At night, as it was now, the problems for the customs folks were worse still.
The shipping containers, even with their cargoes, weighed no more than a standard load for a droppable pallet. They were rigged differently, of course, given the lack of perimeter rings and the heavy corner shackles. Still, with a few differences in rigging procedure, the chute cluster that worked for one worked reasonably well for the other.
The other advantage for dropping from airship was that it was a very gentle drop, much more so than even an airplane that had dropped to just above stall speed. The downside of that was that it took the chutes longer to open, and required more elevation because of that.

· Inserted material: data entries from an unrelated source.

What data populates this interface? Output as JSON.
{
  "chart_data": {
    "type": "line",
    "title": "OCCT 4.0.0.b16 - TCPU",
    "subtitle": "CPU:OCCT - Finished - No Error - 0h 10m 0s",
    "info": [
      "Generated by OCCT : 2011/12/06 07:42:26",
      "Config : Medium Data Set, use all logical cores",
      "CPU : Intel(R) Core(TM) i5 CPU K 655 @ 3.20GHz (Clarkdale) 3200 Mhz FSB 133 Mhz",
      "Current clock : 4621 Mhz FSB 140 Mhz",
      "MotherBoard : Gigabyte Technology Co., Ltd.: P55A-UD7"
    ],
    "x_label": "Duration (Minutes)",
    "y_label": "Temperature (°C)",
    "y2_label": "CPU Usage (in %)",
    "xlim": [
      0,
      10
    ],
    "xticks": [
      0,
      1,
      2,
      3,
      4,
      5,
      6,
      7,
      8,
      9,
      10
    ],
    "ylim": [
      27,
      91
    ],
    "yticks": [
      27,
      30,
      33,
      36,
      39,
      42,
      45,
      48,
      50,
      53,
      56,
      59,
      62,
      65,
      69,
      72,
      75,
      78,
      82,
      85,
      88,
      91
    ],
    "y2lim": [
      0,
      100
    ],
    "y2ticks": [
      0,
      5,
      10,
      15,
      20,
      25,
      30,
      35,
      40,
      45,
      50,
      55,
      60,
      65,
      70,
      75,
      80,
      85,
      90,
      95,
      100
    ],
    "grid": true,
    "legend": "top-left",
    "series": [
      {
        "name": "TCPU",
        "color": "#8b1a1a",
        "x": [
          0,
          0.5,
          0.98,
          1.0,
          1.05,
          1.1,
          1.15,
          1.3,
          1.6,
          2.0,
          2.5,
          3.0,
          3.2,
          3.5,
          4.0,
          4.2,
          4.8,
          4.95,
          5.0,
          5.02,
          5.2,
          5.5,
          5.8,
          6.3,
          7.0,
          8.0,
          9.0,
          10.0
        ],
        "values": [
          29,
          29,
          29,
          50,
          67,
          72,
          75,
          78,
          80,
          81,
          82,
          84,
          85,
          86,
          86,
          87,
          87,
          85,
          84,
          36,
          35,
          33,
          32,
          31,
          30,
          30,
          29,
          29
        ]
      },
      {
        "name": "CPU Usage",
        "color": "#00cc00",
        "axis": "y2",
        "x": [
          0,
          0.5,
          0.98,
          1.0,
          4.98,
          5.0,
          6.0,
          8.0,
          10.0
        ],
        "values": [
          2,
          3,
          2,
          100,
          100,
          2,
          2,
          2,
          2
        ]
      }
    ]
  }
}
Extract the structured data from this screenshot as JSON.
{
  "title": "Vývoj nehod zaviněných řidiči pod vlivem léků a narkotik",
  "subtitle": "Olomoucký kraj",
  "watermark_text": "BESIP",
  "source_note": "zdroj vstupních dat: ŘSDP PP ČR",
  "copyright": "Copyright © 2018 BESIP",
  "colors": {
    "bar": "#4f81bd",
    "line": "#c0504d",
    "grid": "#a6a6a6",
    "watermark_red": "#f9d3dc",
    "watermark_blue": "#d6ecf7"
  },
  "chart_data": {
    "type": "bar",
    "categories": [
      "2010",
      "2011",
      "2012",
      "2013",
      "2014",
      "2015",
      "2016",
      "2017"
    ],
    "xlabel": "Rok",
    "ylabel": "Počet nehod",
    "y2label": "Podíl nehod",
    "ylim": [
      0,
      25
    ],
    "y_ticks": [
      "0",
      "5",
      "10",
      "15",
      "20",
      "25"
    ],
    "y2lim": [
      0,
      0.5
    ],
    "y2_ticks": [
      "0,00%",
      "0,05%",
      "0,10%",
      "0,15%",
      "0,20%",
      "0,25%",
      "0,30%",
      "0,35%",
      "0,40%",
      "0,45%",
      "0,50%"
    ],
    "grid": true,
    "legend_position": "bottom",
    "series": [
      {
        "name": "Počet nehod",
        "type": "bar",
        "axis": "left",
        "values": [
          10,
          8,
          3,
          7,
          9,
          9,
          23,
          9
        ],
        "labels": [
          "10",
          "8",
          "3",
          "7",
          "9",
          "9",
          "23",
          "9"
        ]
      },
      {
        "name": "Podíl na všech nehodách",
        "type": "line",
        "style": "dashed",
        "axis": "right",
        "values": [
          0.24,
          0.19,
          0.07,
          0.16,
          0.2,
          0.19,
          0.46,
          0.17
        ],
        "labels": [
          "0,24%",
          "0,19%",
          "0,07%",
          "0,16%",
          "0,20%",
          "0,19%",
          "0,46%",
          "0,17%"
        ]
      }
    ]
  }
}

“Make our elevation six hundred meters,” Soliz ordered, as the airship crossed the Volgan border. “Heading . . .” Soliz consulted the wind data, then said, “Zero-six-four.” The deck officer repeated that, then was echoed by all three coxswains, Height, Altitude, and Course, who answered, “Aye, aye, sir.”
Soliz had to hope that the requisite bribes had been paid. Then again, from being the class of the planet for terrestrially bound aircraft, under Red Tsar and driven by tsarist paranoia, Volgan air defense had become something of a joke.